Google Nexus S Wants to Be Mayor of the Stratosphere

Like the rest of us, people at Google are impatient. Although Arthur C. Clarke said we’d be getting our passports stamped on the moon by now, cheap and easy space travel remains a very expensive pie in the sky. (Anyway, can you imagine the security screening lines?) So instead of waiting for ticket prices to come down on Virgin Galactic, we’ve begun taking matters into our own hands. Now, even space travel is a do-it-yourself project. There’s a small movement of DIY high-altitude ballooners visiting space on the cheap, including Luke Geissbuhler of Brooklyn Space Program and a Cambridge-University-based team who mounted a mission manned by teddy bears.
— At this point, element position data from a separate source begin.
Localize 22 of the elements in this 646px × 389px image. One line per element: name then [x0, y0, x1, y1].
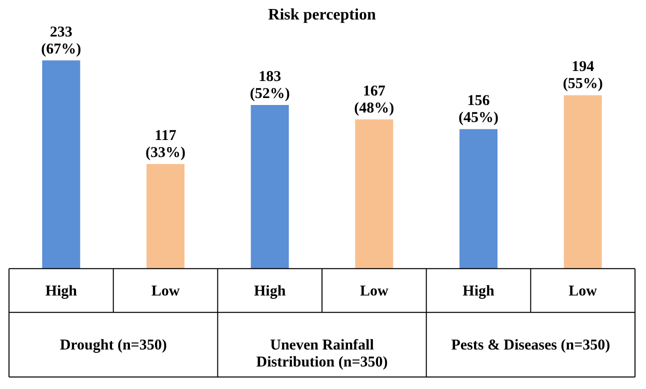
x-tick-label: High	[254, 284, 286, 300]
data-label: 194 (55%)	[562, 59, 603, 92]
x-tick-label: Low	[151, 284, 180, 300]
bar	[250, 105, 289, 269]
data-label: 156 (45%)	[458, 93, 498, 126]
bar	[146, 164, 184, 269]
data-label: 233 (67%)	[41, 24, 82, 58]
chart-title: Risk perception	[268, 6, 376, 24]
text: Pests & Diseases (n=350)	[451, 338, 610, 354]
text: Drought (n=350)	[60, 338, 167, 354]
text: Uneven Rainfall Distribution (n=350)	[256, 338, 388, 371]
bar	[564, 95, 602, 269]
bar	[460, 129, 498, 269]
bar	[355, 119, 394, 269]
data-label: 183 (52%)	[250, 69, 290, 102]
data-label: 117 (33%)	[146, 128, 186, 162]
bar	[42, 60, 80, 269]
x-tick-label: Low	[360, 284, 388, 300]
x-tick-label: High	[462, 284, 495, 300]
x-tick-label: Low	[568, 284, 598, 300]
data-label: 167 (48%)	[354, 83, 394, 116]
x-tick-label: High	[45, 284, 78, 300]
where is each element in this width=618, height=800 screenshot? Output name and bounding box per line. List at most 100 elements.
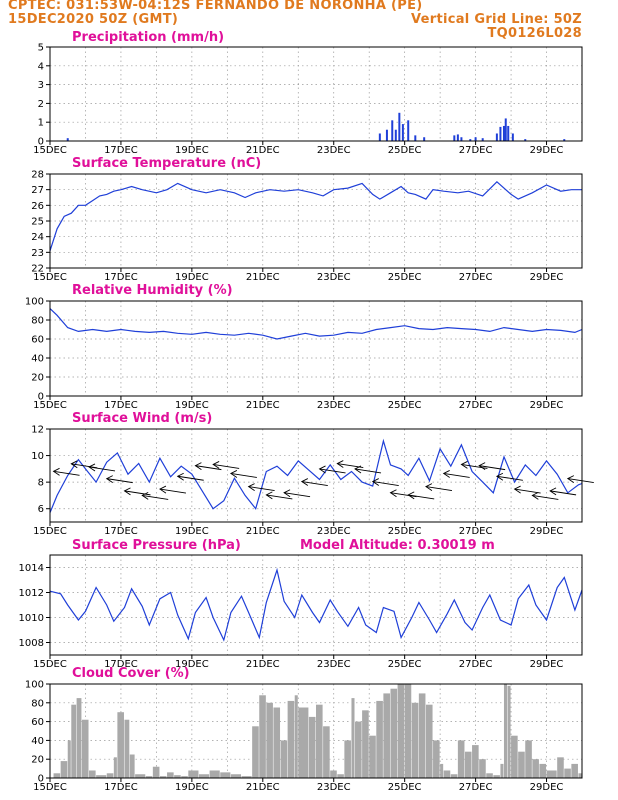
x-tick-label: 19DEC <box>175 659 209 670</box>
header-station: CPTEC: 031:53W-04:12S FERNANDO DE NORONH… <box>8 0 423 13</box>
x-tick-label: 19DEC <box>175 526 209 537</box>
y-tick-label: 1 <box>38 118 44 129</box>
cloud-bar <box>525 740 532 778</box>
cloud-bar <box>443 770 451 778</box>
wind-arrow-head <box>265 491 273 500</box>
x-tick-label: 17DEC <box>104 272 138 283</box>
precip-bar <box>407 120 410 141</box>
wind-arrow-head <box>300 478 309 486</box>
series-line <box>49 180 582 251</box>
cloud-bar <box>308 716 316 778</box>
wind-arrow-head <box>88 463 96 472</box>
x-tick-label: 29DEC <box>530 659 564 670</box>
cloud-bar <box>578 773 582 778</box>
precip-bar <box>474 137 477 141</box>
precip-bar <box>378 133 381 141</box>
y-tick-label: 28 <box>31 170 44 181</box>
cloud-bar <box>411 702 419 778</box>
wind-arrow <box>124 490 151 496</box>
wind-arrow <box>195 465 222 471</box>
wind-arrow-head <box>159 485 167 494</box>
wind-arrow-head <box>123 487 131 496</box>
y-tick-label: 40 <box>31 736 44 747</box>
cloud-bar <box>129 754 135 778</box>
cloud-bar <box>106 773 114 778</box>
cloud-bar <box>198 774 210 778</box>
cloud-bar <box>124 719 130 778</box>
x-tick-label: 15DEC <box>33 659 67 670</box>
y-tick-label: 20 <box>31 373 44 384</box>
series-line <box>49 567 583 642</box>
y-tick-label: 0 <box>38 392 44 403</box>
x-tick-label: 17DEC <box>104 526 138 537</box>
header-grid-note: Vertical Grid Line: 50Z <box>410 12 582 27</box>
cloud-bar <box>117 712 124 778</box>
y-tick-label: 27 <box>31 185 44 196</box>
wind-arrow-head <box>549 487 557 496</box>
cloud-bar <box>486 773 493 778</box>
cloud-bar <box>252 726 259 778</box>
wind-arrow-head <box>318 465 326 474</box>
cloud-bar <box>209 770 220 778</box>
cloud-bar <box>404 684 412 778</box>
x-tick-label: 27DEC <box>459 782 493 793</box>
wind-arrow-head <box>283 489 291 498</box>
cloud-bar <box>167 772 174 778</box>
precip-bar <box>66 138 69 141</box>
wind-arrow-head <box>229 470 238 478</box>
x-tick-label: 27DEC <box>459 145 493 156</box>
precip-bar <box>481 138 484 141</box>
cloud-bar <box>457 740 465 778</box>
x-tick-label: 15DEC <box>33 400 67 411</box>
wind-arrow-head <box>212 461 220 469</box>
wind-arrow-head <box>336 460 344 468</box>
precip-bar <box>502 125 505 141</box>
cloud-bar <box>362 710 369 778</box>
x-tick-label: 17DEC <box>104 400 138 411</box>
precip-bar <box>563 139 566 141</box>
x-tick-label: 27DEC <box>459 526 493 537</box>
wind-arrow-head <box>513 485 521 494</box>
cloud-bar <box>266 702 273 778</box>
cloud-bar <box>344 740 351 778</box>
precip-bar <box>414 135 417 141</box>
cloud-bar <box>323 726 330 778</box>
precip-bar <box>507 125 510 141</box>
precip-bar <box>401 124 404 141</box>
panel-frame <box>49 554 583 656</box>
cloud-bar <box>145 776 153 778</box>
precip-bar <box>453 135 456 141</box>
y-tick-label: 60 <box>31 717 44 728</box>
wind-arrow <box>567 478 594 484</box>
precip-bar <box>524 139 527 141</box>
cloud-bar <box>571 763 578 778</box>
wind-arrow <box>319 468 346 474</box>
cloud-bar <box>174 775 181 778</box>
cloud-bar <box>81 719 89 778</box>
wind-arrow <box>479 465 506 471</box>
cloud-bar <box>493 775 500 778</box>
cloud-bar <box>188 770 199 778</box>
x-tick-label: 21DEC <box>246 526 280 537</box>
precip-bar <box>398 112 401 141</box>
wind-arrow <box>408 494 435 500</box>
y-tick-label: 2 <box>38 99 44 110</box>
wind-arrow-head <box>247 483 255 491</box>
x-tick-label: 21DEC <box>246 145 280 156</box>
series-line <box>49 308 583 340</box>
cloud-bar <box>383 693 390 778</box>
x-tick-label: 25DEC <box>388 526 422 537</box>
wind-arrow <box>550 490 577 496</box>
cloud-bar <box>152 766 160 778</box>
y-tick-label: 100 <box>25 297 44 308</box>
x-tick-label: 25DEC <box>388 782 422 793</box>
cloud-bar <box>507 685 511 778</box>
cloud-bar <box>259 695 266 778</box>
precip-bar <box>423 137 426 141</box>
wind-arrow-head <box>141 491 149 500</box>
cloud-bar <box>316 704 323 778</box>
x-tick-label: 15DEC <box>33 526 67 537</box>
panel-frame <box>49 46 583 142</box>
cloud-bar <box>67 740 71 778</box>
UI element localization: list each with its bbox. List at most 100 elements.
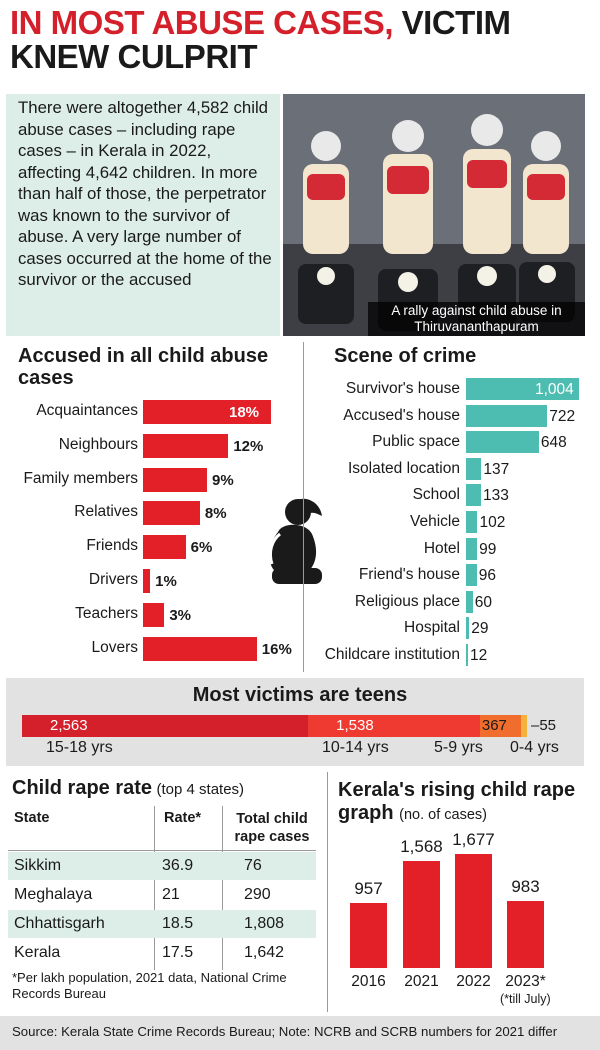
table-col-rate: Rate* [164, 810, 202, 826]
accused-bar [143, 501, 200, 526]
scene-value: 648 [540, 434, 567, 452]
table-cell-rate: 17.5 [162, 944, 194, 961]
scene-value: 99 [479, 540, 497, 558]
accused-label: Family members [23, 469, 138, 487]
accused-bar [143, 433, 229, 458]
table-cell-total: 1,808 [244, 915, 285, 932]
accused-bar [143, 400, 271, 424]
kerala-value: 983 [511, 877, 540, 897]
headline-black-1: VICTIM [401, 4, 511, 41]
kerala-chart-title: Kerala's rising child rape graph (no. of… [338, 779, 588, 827]
rally-photo [283, 94, 585, 336]
kerala-bar [455, 854, 492, 968]
table-cell-rate: 21 [162, 886, 180, 903]
accused-bar [143, 569, 151, 593]
accused-bar [143, 467, 207, 492]
scene-bar [466, 457, 482, 480]
accused-value: 3% [169, 606, 192, 624]
scene-bar [466, 431, 539, 454]
kerala-chart-note: (no. of cases) [399, 807, 487, 823]
kerala-value: 1,568 [400, 837, 443, 857]
scene-value: 60 [474, 593, 492, 611]
table-cell-state: Meghalaya [14, 886, 93, 903]
scene-bar [466, 511, 478, 533]
kerala-value: 1,677 [452, 830, 495, 849]
table-divider-1 [154, 806, 155, 970]
accused-label: Teachers [75, 604, 138, 622]
age-segment [479, 715, 521, 737]
scene-value: 137 [483, 460, 510, 478]
scene-value: 12 [470, 647, 488, 664]
accused-value: 12% [233, 437, 264, 455]
table-cell-total: 76 [244, 857, 262, 874]
scene-bar [466, 378, 579, 400]
scene-bar [466, 590, 473, 613]
scene-label: Public space [372, 433, 460, 451]
kerala-bar [403, 861, 440, 968]
accused-label: Friends [86, 537, 138, 555]
accused-chart-title: Accused in all child abuse cases [18, 345, 269, 389]
age-label: 15-18 yrs [46, 739, 113, 756]
scene-label: Isolated location [347, 459, 460, 477]
table-cell-state: Sikkim [14, 857, 62, 874]
headline-black-2: KNEW CULPRIT [10, 38, 257, 75]
scene-label: Childcare institution [324, 646, 460, 663]
age-segment [308, 715, 480, 737]
table-divider-2 [222, 806, 223, 970]
scene-value: 96 [478, 567, 497, 585]
kerala-chart-title-text: Kerala's rising child rape graph [338, 779, 576, 824]
scene-label: Hospital [404, 619, 460, 637]
scene-label: Survivor's house [345, 380, 460, 397]
accused-value: 9% [212, 471, 234, 489]
age-value: 367 [481, 717, 507, 734]
scene-value: 722 [549, 407, 576, 425]
table-cell-rate: 36.9 [162, 857, 194, 874]
source-note: Source: Kerala State Crime Records Burea… [0, 1016, 600, 1050]
accused-bar [143, 602, 165, 627]
scene-label: Religious place [354, 592, 460, 610]
kerala-bar [507, 901, 544, 968]
accused-label: Lovers [91, 638, 138, 656]
table-col-state: State [14, 810, 50, 826]
kerala-bar [350, 902, 387, 968]
headline: IN MOST ABUSE CASES, VICTIM KNEW CULPRIT [10, 6, 590, 74]
teens-chart-title: Most victims are teens [192, 684, 408, 706]
table-row [8, 852, 316, 880]
photo-caption: A rally against child abuse in Thiruvana… [368, 302, 585, 336]
accused-value: 1% [155, 573, 177, 590]
age-label: 5-9 yrs [434, 739, 483, 756]
scene-value: 102 [479, 514, 506, 531]
scene-label: School [412, 486, 460, 504]
age-label: 0-4 yrs [510, 739, 559, 756]
scene-bar [466, 537, 478, 560]
rate-table-title: Child rape rate [12, 777, 153, 799]
scene-label: Accused's house [343, 406, 460, 424]
scene-bar [466, 484, 481, 507]
table-cell-state: Chhattisgarh [14, 915, 105, 932]
table-col-total: Total child rape cases [234, 811, 310, 845]
intro-text: There were altogether 4,582 child abuse … [6, 94, 280, 336]
age-value: –55 [531, 717, 557, 734]
kerala-footnote: (*till July) [500, 992, 551, 1006]
age-value: 2,563 [50, 717, 88, 734]
bottom-divider [327, 772, 328, 1012]
kerala-year: 2021 [404, 973, 439, 990]
scene-label: Hotel [423, 539, 460, 557]
accused-value: 16% [261, 640, 292, 658]
accused-value: 8% [204, 505, 227, 523]
kerala-year: 2016 [351, 973, 386, 990]
age-segment [520, 715, 527, 737]
accused-bar [143, 535, 186, 560]
scene-chart-title: Scene of crime [334, 345, 477, 367]
vertical-divider [303, 342, 304, 672]
scene-value: 1,004 [535, 381, 574, 398]
accused-value: 6% [190, 539, 213, 557]
kerala-year: 2022 [456, 973, 491, 990]
scene-bar [466, 564, 477, 587]
accused-label: Acquaintances [36, 402, 138, 419]
age-value: 1,538 [336, 717, 374, 734]
table-cell-rate: 18.5 [162, 915, 194, 932]
age-segment [22, 715, 309, 737]
scene-label: Friend's house [358, 566, 460, 584]
scene-bar [466, 644, 468, 666]
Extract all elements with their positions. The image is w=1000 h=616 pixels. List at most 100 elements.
Weather balloons ascend to astonishing altitudes, of course, but they don’t really reach space. In a way, the DIYers who put smartphones in beer coolers and send them aloft are helping to define space downward—a project already well underway with the Space Shuttle and the International Space Station, in which manned “space travel” is confined to low-earth orbit. Most of what astronauts do in space is Earth; instruments like the Hubble telescope look outward to situate us, while the astronauts look down to remind themselves—and the rest of us—how amazing the home planet is. And anyway, even astronauts are rarely more than a couple of hundred miles from the surface of the Earth—still part of the planetary system when reckoned against the immensity of space.

In fact we’ve been do-it-yourselfing space travel for quite awhile now. Model rocketry was all about experiencing a virtual voyage to the stars; those little Estes rockets didn’t reach the stratosphere, but they traveled far enough out of sight for the imagination to do the rest of the work. Smartphones on weather balloons, with the sophisticated instruments they put at our command, blur the line even further. New Scientist reports that Google is in talks with a European company to build nanosatellites based on the Google S. E.T. phone home, indeed! Gyroscopes, accelerometers, GPS, all technologies that were once the province of advanced aerospace ventures, now launch from the palms of our hands.